As this is a blog devoted to the critique of popular fiction, I don't often discuss current events or politics. The notion that the discouse of fiction is a dog wagged by the tail of political discourse remains as much anathema to me now as when I refuted Frederic Jameson's work on that subject in 2009.
Still, like most persons I'm revulsed by the news of the mass shooting at a Connecticut elementary school December 15, 2012, less than six months following the theater shooting in Aurora, Colorado.
By chance this week I reprinted some of my attacks on the two earliest anti-comics crusaders, Gershon Legman and Frederic Wertham. Both men were firmly convinced that violent entertainment, including but certainly not limited to comic books, could inculcate a "monkey see-- monkey do" influence upon those who were easily influenced, particularly young patrons of such entertainment. As anyone able to read knows, the debate did not end with Legman and Wertham, but has multiplied into a bewildering array of studies, op-ed pieces, and rhetorical defenses of artistic freedom.
One day after the Newtown shooting, little information has been released on the man accused of the crime.
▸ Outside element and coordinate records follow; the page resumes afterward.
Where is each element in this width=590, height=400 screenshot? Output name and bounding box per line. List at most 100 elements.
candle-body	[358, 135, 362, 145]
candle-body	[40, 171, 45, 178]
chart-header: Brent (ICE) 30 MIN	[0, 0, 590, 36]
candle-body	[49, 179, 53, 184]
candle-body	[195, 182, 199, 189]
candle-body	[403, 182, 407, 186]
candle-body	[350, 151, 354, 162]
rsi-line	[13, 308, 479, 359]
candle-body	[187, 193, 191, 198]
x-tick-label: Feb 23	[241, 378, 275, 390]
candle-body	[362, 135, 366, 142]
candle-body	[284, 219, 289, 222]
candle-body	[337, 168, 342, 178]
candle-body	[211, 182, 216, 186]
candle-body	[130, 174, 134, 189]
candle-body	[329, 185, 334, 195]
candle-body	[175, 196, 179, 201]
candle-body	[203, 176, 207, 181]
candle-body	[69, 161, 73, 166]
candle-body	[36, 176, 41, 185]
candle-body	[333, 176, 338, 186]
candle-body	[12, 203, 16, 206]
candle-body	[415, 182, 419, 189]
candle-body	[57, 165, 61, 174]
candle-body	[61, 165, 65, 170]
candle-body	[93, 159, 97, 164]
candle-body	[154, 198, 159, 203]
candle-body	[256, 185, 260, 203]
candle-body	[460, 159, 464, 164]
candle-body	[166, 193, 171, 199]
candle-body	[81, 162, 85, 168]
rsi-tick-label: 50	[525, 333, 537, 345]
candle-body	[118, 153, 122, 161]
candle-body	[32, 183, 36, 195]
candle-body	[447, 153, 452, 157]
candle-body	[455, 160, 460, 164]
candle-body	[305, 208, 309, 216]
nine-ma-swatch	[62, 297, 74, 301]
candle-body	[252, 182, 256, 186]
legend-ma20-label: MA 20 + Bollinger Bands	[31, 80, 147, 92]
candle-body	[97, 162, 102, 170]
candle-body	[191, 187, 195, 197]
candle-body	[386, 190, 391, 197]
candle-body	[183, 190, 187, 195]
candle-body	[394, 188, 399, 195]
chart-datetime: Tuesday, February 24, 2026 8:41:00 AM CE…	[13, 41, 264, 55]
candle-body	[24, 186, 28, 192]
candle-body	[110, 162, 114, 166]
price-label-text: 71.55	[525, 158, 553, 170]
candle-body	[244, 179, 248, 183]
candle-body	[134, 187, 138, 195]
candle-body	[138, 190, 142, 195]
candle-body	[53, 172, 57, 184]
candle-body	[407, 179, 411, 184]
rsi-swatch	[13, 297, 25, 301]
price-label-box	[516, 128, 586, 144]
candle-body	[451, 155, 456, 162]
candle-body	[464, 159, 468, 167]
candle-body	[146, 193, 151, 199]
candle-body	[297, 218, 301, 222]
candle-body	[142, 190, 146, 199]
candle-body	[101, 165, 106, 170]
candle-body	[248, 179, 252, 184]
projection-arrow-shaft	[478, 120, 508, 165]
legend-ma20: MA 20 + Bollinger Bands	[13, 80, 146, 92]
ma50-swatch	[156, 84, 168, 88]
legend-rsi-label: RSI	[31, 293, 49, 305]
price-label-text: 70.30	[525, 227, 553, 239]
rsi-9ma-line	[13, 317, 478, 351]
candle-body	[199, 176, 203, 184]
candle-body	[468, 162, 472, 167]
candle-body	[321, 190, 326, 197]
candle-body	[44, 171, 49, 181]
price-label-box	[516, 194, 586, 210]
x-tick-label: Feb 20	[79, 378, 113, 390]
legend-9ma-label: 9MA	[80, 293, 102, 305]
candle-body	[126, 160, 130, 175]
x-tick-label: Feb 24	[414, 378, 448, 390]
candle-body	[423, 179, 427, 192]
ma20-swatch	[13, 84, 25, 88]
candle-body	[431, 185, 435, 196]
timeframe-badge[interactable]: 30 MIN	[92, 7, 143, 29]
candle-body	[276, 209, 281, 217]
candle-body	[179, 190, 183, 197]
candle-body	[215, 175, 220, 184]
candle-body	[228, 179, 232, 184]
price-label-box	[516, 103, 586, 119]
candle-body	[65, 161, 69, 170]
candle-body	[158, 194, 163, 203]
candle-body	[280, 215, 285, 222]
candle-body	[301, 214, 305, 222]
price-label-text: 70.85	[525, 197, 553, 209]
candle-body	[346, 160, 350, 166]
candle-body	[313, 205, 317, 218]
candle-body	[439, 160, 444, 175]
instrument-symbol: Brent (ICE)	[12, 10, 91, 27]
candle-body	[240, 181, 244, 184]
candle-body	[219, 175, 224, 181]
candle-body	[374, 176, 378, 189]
Earliest information suggests that the accused, 20-year-old Adam Lanza-- who apparently shot himself to death after killing 27 victims, mostly schoolchildren-- had some sort of grievance involving his parents.
At present this would not seem to be a "monkey do" type of crime, in contrast to the Aurora shooting last July, where mass gunman James Holmes was taken alive and *may* have claimed that he was imitating the Joker from the BATMAN franchise. But even without a link to popular entertainment in the Lanza case, it's easy to argue that such horrendous crimes take inspiration from a culture that enshrines violence, selling visceral entertainment to kiddies in the name of the almighty dollar.
Such transgressive entertainments only have an appeal, whether in capitalistic societies or any other kind, because most if not all human beings nurture resentments for wrongs real or imagined throughout their lives. Legman and Wertham feared that most patrons of violent entertainment would have their societal inhibitions broken down by media able to speak to those persons' darkest wish-dreams.
To answer my titular question, while Wertham and his fellow-travelers were not right in any general sense, it's certainly possible for isolated individuals to take inspiration from any number of things that break down societal inhibitions-- though with the caveat that almost anything can trigger such a breakdown, from the Bible to cheerleader magazines.
That said, the violent fantasies entertained by Lanza and James Holmes seem to go beyond the bounds of getting even with the teacher who flunked you, the cop who gave you a ticket, etc. Do the persons committing such crimes-- sometimes with a great deal of forethought and planning-- view themselves as gutsy barbarians avenging themselves on the whole of society, as represented by the occupants of a movie theater-- or by little children who haven't even become a part of society as yet?
That's the best stab I can make toward understanding what moves this apparent rash of mass shootings. Vengeance fantasies would seem to spring from a fear of being marginalized or mistreated. The majority of persons who consume fantasies of violence or revenge-- and I include myself as having identified with the many mad, mistreated avengers of fiction-- can keep a sufficient mental distance as to avoid identifying fantasy with reality. Individuals who take pleasure in mass murder, whether after the fashion of the serial killers or of the mass shooters, would appear to have lost the ability to prioritize real life above their own fantasies. As contemptible and cowardly as the killers seem to the majority of human beings, they apparently believe themselves heroes, or at least anti-heroes like "Joker" Holmes.
I continue to believe, for whatever it's worth, that the pleasures of fictional violence don't deeply influence that majority, whether it's to commit crimes or to talk back to a nasty cop. All such pleasures have their deepest roots in that aspect of human ressentiment that seem part and parcel of the human condition, one perfectly captured in this aphorism by Nietzsche:
"Nothing on earth consumes a man more quickly than the passion of resentment.”